Malu sebagai Senjata

Print Friendly, PDF & Email

BOCORAN  kabel diplomatik yang dipublikasi Wikileaks tentang penyalahgunaan kekuasaan oleh SBY dan beberapa orang di lingkaran terdekatnya, pada dasarnya bukanlah sesuatu yang mengejutkan. Apa yang dikemukakan dalam publikasi tersebut, sebenarnya sudah menjadi rahasia umum di Indonesia.

Seperti yang kita ketahui, perilaku korup kalangan elite di negara ini telah menjadi hal yang wajar. Apa yang mengejutkan dari pengungkapan Wikileaks, karena laporan itu ternyata dipandang bukan sesuatu yang mengejutkan!  Bukankah, dalam hal ini kita mendapatkan sebuah pelajaran yang patut dipelajari? Apa yang mengganggu kita semua adalah  pada tingkat penampakkan kita tak dapat lagi menganggap bahwa kita tidak tahu apa yang tiap orang tahu.  Slavoj Zizek (2010) menyebut kondisi ini sebagai paradoks ruang publik; walau tiap orang tahu akan suatu fakta yang tidak menyenangkan, mengatakannya secara terbuka hanya akan mengubah segalanya. Disinilah letak traumatik dari paradoks ruang publik, ketika pengungkapan kebenaran akan berdampak buruk bagi “kenyamanan” hidup yang telah kita rasakan, maka sikap untuk “menganggap orang lain tahu bahwa mereka tidak tahu walau mereka tahu” adalah sesuatu yang harus dipertahankan.

Artikulasi yang tepat dalam memotret pengalaman ini dapat dilihat pada salah satu film Batman yang berjudul The Dark Knight (2008), besutan sutradara Christopher Nolan. Di film ini, Harvey Dent, seorang pengacara distrik Kota Gotham yang populer kemudian berubah menjadi penjahat (yang kelak dikenal sebagai Two Face), karena melakukan kejahatan pembunuhan, terbunuh secara tidak sengaja oleh Batman. Batman dan temannya Gordon, seorang petugas kepolisian meyadari bahwa kepercayaan masyarakat terhadap hukum akan luntur jika pembunuhan oleh Dent diumumkan ke publik. Jadi yang harus dilakukan adalah  mempertahankan citra Dent dengan mengatakan bahwa Batman-lah yang melakukan pembunuhan yang sesungguhnya dilakukan Dent. Pesan yang ingin disampaikan, kebohongan penting untuk dilakukan dalam mempertahankan kepercayaan publik: hanya kebohongan yang dapat menyelamatkan kita. Inilah kondisi yang alami kita sekarang, kondisi yang mesti diubah secepatnya.

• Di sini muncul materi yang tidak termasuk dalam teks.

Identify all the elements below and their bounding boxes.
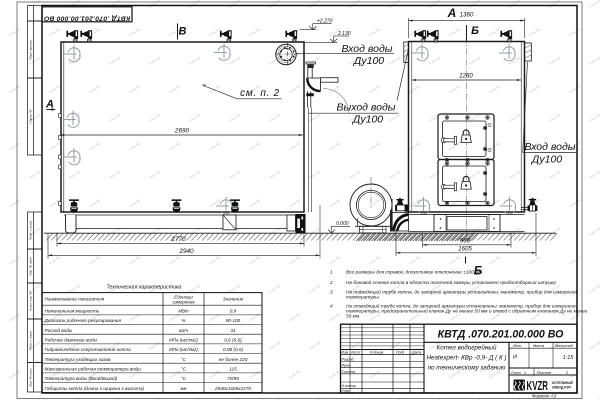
svg-text:температуры, предохранительный: температуры, предохранительный клапан Ду… [346,307,588,314]
svg-text:1: 1 [330,270,333,276]
svg-text:0,9: 0,9 [230,309,237,314]
svg-text:960: 960 [460,238,471,245]
svg-text:На боковой стенке котла в обла: На боковой стенке котла в области топочн… [346,279,556,286]
svg-text:Подп. и дата: Подп. и дата [29,331,33,351]
svg-text:Техническая характеристика: Техническая характеристика [107,284,182,290]
svg-text:МПа (кгс/см2): МПа (кгс/см2) [169,338,198,343]
svg-text:Б: Б [471,25,479,37]
svg-text:На подводящий трубе котла, д: На подводящий трубе котла, до запорной а… [346,289,577,296]
svg-text:Т.контр.: Т.контр. [342,370,357,374]
svg-text:КВТД .070.201.00.000 ВО: КВТД .070.201.00.000 ВО [438,329,564,341]
svg-text:3: 3 [330,290,333,296]
svg-text:м3/ч: м3/ч [179,328,189,333]
svg-text:Вход воды: Вход воды [342,43,393,55]
svg-text:Номинальная мощность: Номинальная мощность [45,309,100,314]
svg-text:0,06 (0,6): 0,06 (0,6) [223,347,244,352]
svg-text:КВТД .070.201.00.000 ВО: КВТД .070.201.00.000 ВО [43,15,130,22]
svg-text:не более 220: не более 220 [219,357,248,362]
svg-text:Выход воды: Выход воды [336,102,395,114]
svg-text:2940: 2940 [178,248,194,255]
svg-text:2940х1605х2270: 2940х1605х2270 [214,386,251,391]
svg-text:Н.контр.: Н.контр. [342,384,357,388]
svg-text:Масштаб: Масштаб [555,344,574,348]
svg-text:Подп. и дата: Подп. и дата [29,221,33,241]
svg-text:1360: 1360 [460,12,474,19]
svg-text:2690: 2690 [174,128,190,135]
svg-text:Вход воды: Вход воды [525,141,576,153]
svg-text:А: А [447,6,457,20]
svg-text:см. п. 2: см. п. 2 [240,88,280,99]
svg-text:Ду100: Ду100 [353,55,384,67]
svg-text:Рабочее давление воды: Рабочее давление воды [45,338,98,343]
svg-text:Ду100: Ду100 [352,114,383,126]
svg-text:2: 2 [329,280,333,286]
svg-text:°С: °С [181,357,187,362]
svg-text:Лит.: Лит. [512,344,522,348]
svg-text:И: И [513,355,517,361]
svg-text:Изм.: Изм. [342,351,349,355]
svg-text:На отводящий трубе котла, до з: На отводящий трубе котла, до запорной ар… [346,302,576,309]
svg-text:Диапазон рабочего регулировани: Диапазон рабочего регулирования [44,318,122,323]
svg-text:Справ. №: Справ. № [29,109,33,124]
svg-text:Перв. примен.: Перв. примен. [29,39,33,60]
svg-text:Взам. инв. №: Взам. инв. № [29,291,33,311]
svg-text:Значение: Значение [223,297,244,302]
svg-text:Котел водогрейный: Котел водогрейный [437,344,497,352]
svg-text:Расход воды: Расход воды [45,328,73,333]
svg-text:МВт: МВт [178,309,189,314]
svg-text:1: 1 [524,371,526,375]
svg-text:В: В [179,26,187,38]
svg-text:Температура воды (Вход/Выход): Температура воды (Вход/Выход) [45,376,118,381]
svg-text:Габариты котла (длина х ширина: Габариты котла (длина х ширина х высота) [45,386,145,391]
svg-text:мм: мм [180,386,186,391]
svg-text:Подп.: Подп. [396,351,405,355]
svg-text:Лист: Лист [350,351,360,355]
svg-text:Масса: Масса [533,344,544,348]
svg-text:Все размеры для справок, допус: Все размеры для справок, допустимое откл… [346,270,483,276]
svg-text:1:15: 1:15 [563,355,575,361]
svg-text:1260: 1260 [459,73,473,80]
svg-text:Максимальная рабочая температу: Максимальная рабочая температура воды [45,367,142,372]
svg-text:ЗАВОД РЭП: ЗАВОД РЭП [552,386,572,390]
svg-text:Формат А3: Формат А3 [532,393,557,398]
svg-text:Ду100: Ду100 [531,154,562,166]
svg-text:Температура уходящих газов: Температура уходящих газов [45,357,112,362]
svg-text:KVZR: KVZR [527,379,549,393]
svg-text:Инв. № дубл.: Инв. № дубл. [29,256,33,275]
svg-text:Гидравлическое сопротивление к: Гидравлическое сопротивление котла [45,347,132,352]
svg-text:4: 4 [330,303,333,309]
svg-text:1605: 1605 [458,245,472,252]
svg-text:Разраб.: Разраб. [342,357,355,361]
svg-text:температуры.: температуры. [346,296,380,301]
svg-text:Утв.: Утв. [342,389,350,393]
svg-text:2770: 2770 [170,236,186,243]
svg-text:°С: °С [181,367,187,372]
svg-text:°С: °С [181,376,187,381]
svg-text:Наименование показателя: Наименование показателя [45,297,105,302]
svg-text:50-100: 50-100 [226,318,241,323]
svg-text:50 мм.: 50 мм. [346,313,360,319]
svg-text:31: 31 [230,328,236,333]
svg-text:%: % [182,318,186,323]
svg-text:+2.270: +2.270 [317,18,333,24]
svg-text:Пров.: Пров. [342,364,351,368]
svg-text:КОТЕЛЬНЫЙ: КОТЕЛЬНЫЙ [552,381,573,385]
svg-text:70/95: 70/95 [227,376,239,381]
svg-text:Лист: Лист [510,371,521,375]
svg-text:Листов: Листов [536,371,551,375]
svg-text:Инв. № подл.: Инв. № подл. [29,368,33,387]
svg-text:МПа (кгс/см2): МПа (кгс/см2) [169,347,198,352]
svg-text:Дата: Дата [411,351,421,355]
svg-text:Heatexpert- КВр -0,9- Д ( К ): Heatexpert- КВр -0,9- Д ( К ) [426,355,506,362]
svg-text:0,6 (6,0): 0,6 (6,0) [224,338,242,343]
svg-text:по техническому заданию: по техническому заданию [428,364,506,372]
svg-text:115: 115 [229,367,237,372]
svg-text:измерения: измерения [173,300,196,305]
svg-text:N докум.: N докум. [370,351,384,355]
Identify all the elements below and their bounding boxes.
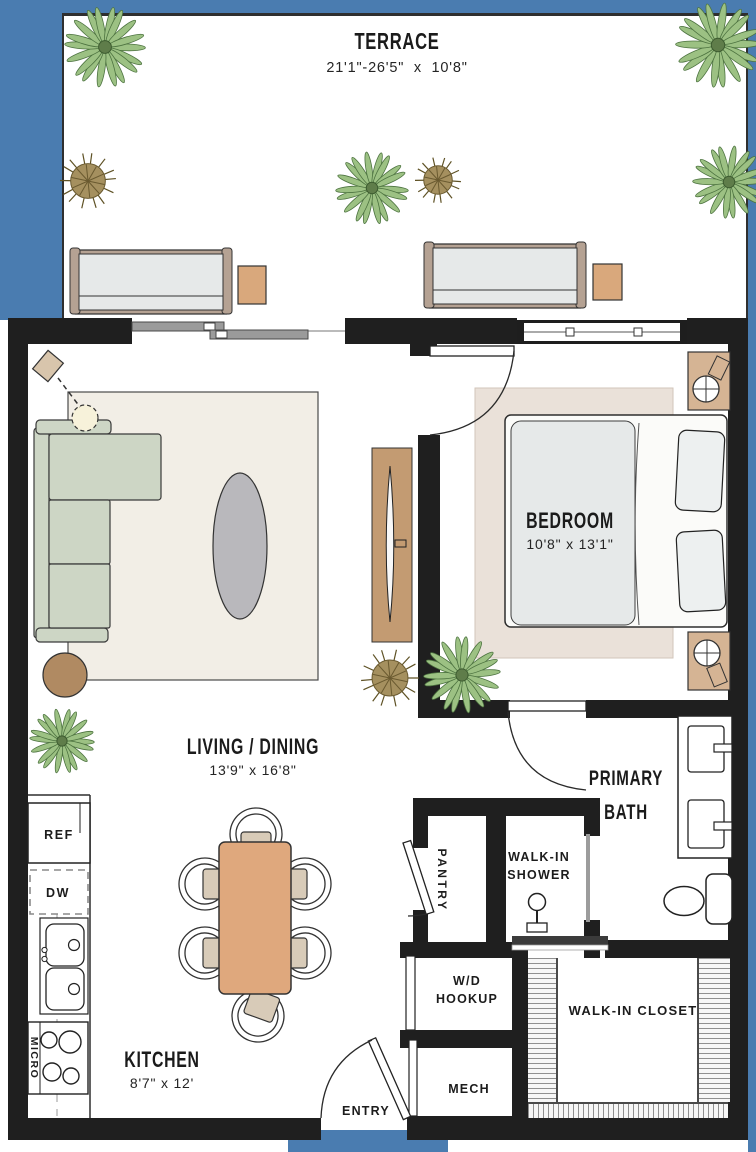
kitchen-sink [40,918,88,1014]
wall-bedroom-bottom-right [586,700,728,718]
sectional-sofa [34,420,161,642]
living-dining-dims: 13'9" x 16'8" [133,762,373,778]
toilet [664,874,732,924]
primary-bath-name: PRIMARY BATH [583,762,669,829]
micro-label: MICRO [28,1037,40,1080]
dining-table [179,808,331,1049]
wall-bedroom-bottom-left [418,700,510,718]
wall-under-pantry-shower [413,942,515,958]
wall-closet-top [605,940,728,958]
terrace-sliding-door [132,322,345,339]
bedroom-door [430,346,514,435]
floor-lamp [72,405,98,431]
wall-shower-right-bottom [584,920,600,958]
wall-top-a [8,318,132,344]
wall-light-fixture [33,350,80,407]
nightstand-bottom [688,632,730,690]
wd-door [406,956,415,1030]
kitchen-label: KITCHEN [62,1043,262,1076]
bath-vanity [678,716,732,858]
wall-wd-stub [400,942,414,958]
wall-wd-mech-divider [400,1030,512,1048]
primary-bath-label: PRIMARY BATH [566,762,686,829]
bedroom-dims: 10'8" x 13'1" [470,536,670,552]
exterior-band-top [0,0,756,13]
living-dining-name: LIVING / DINING [167,730,340,763]
shower-head [527,894,547,933]
wall-top-b [345,318,517,344]
wall-bottom-left [8,1118,321,1140]
nightstand-top [688,352,730,410]
wall-top-notch [410,344,437,356]
mech-label: MECH [424,1080,514,1098]
entry-label: ENTRY [316,1102,416,1120]
coffee-table [213,473,267,619]
wall-pantry-left-bottom [413,910,428,944]
exterior-band-right [748,13,756,1152]
walk-in-shower-label: WALK-IN SHOWER [484,848,594,884]
wall-bottom-right [407,1116,748,1140]
terrace-boundary [62,13,748,318]
olive-plant-icon [361,650,419,707]
wall-pantry-left-top [413,816,428,848]
dw-label: DW [28,884,88,902]
living-dining-label: LIVING / DINING [133,730,373,763]
kitchen-dims: 8'7" x 12' [62,1075,262,1091]
side-table-round [43,653,87,697]
palm-plant-icon [30,709,95,774]
tv-console [372,448,412,642]
terrace-label: TERRACE [247,24,547,59]
living-rug [68,392,318,680]
terrace-name: TERRACE [289,24,505,59]
wall-bedroom-living [418,435,440,702]
closet-rod-right [697,958,730,1102]
closet-rod-bottom [528,1102,728,1118]
bedroom-label: BEDROOM [470,504,670,537]
wall-right [728,318,748,1118]
pantry-label: PANTRY [435,849,449,912]
ref-label: REF [29,826,89,844]
closet-rod-left [528,958,558,1102]
wall-closet-wd-divider [512,942,528,1118]
wall-left [8,318,28,1140]
terrace-dims: 21'1"-26'5" x 10'8" [247,60,547,76]
wd-hookup-label: W/D HOOKUP [422,972,512,1008]
walk-in-closet-label: WALK-IN CLOSET [568,1002,698,1021]
floor-plan: TERRACE 21'1"-26'5" x 10'8" BEDROOM 10'8… [0,0,756,1152]
kitchen-name: KITCHEN [90,1043,234,1076]
bedroom-window [517,320,687,344]
exterior-band-left [0,0,62,320]
pantry-door [403,841,434,916]
bedroom-name: BEDROOM [498,504,642,537]
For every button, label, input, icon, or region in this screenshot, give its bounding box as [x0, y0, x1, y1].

Media informasi sebagai ruang pertarungan ideologis

Apa yang harus kita tekankan dalam memahami perkembangan “gerak bebas informasi,” yang ditandai oleh media seperti Wikileaks adalah dia tidak dapat dibiarkan dalam dirinya sendiri. Dalam artian, perkembangan “gerak bebas informasi” selalu termaktub di dalamnya sesuatu yang ideologis. Di sinilah kontestasi ideologi menjadi imperatif untuk mendorong perkembangan “gerak bebas informasi” sebagai sebuah potensi atau sebagai bagian dari proses emansipasi secara keseluruhan.

Dalam menempatkan Wikileaks sebagai contoh, maka  kritik ideologi yang seringkali dibangun bahwa media bebas seperti ini merupakan bagian dari politik imperialisme barat. Dalam pengalaman pemberitaan koran Australia The Age, yang bersumberkan pada pengungkapan Wikileaks tentang penyalahgunaan kekuasaan SBY dan kroni-korninya, misalnya, adalah contoh yang paling nyata dalam posisi ini. Beberapa orang yang, tidak selalu, namun hampir pasti, begitu reaksioner melihat bahwa koran seperti The Age menggunakan pengungkapan Wikileaks dengan tujuan untuk melucuti kedaulatan negara Indonesia, melalui serangan langsung atas kepala negaranya. Tidak heran, jika kemudian orang-orang ini menyimpulkan bahwa media informasi bebas seperti Wikileaks merupakan bagian dari permainan intelejen sekelas CIA. Di sini Wikileaks ditempatkan sebagai sesuatu yang konspiratorial dalam permainan penguasa global.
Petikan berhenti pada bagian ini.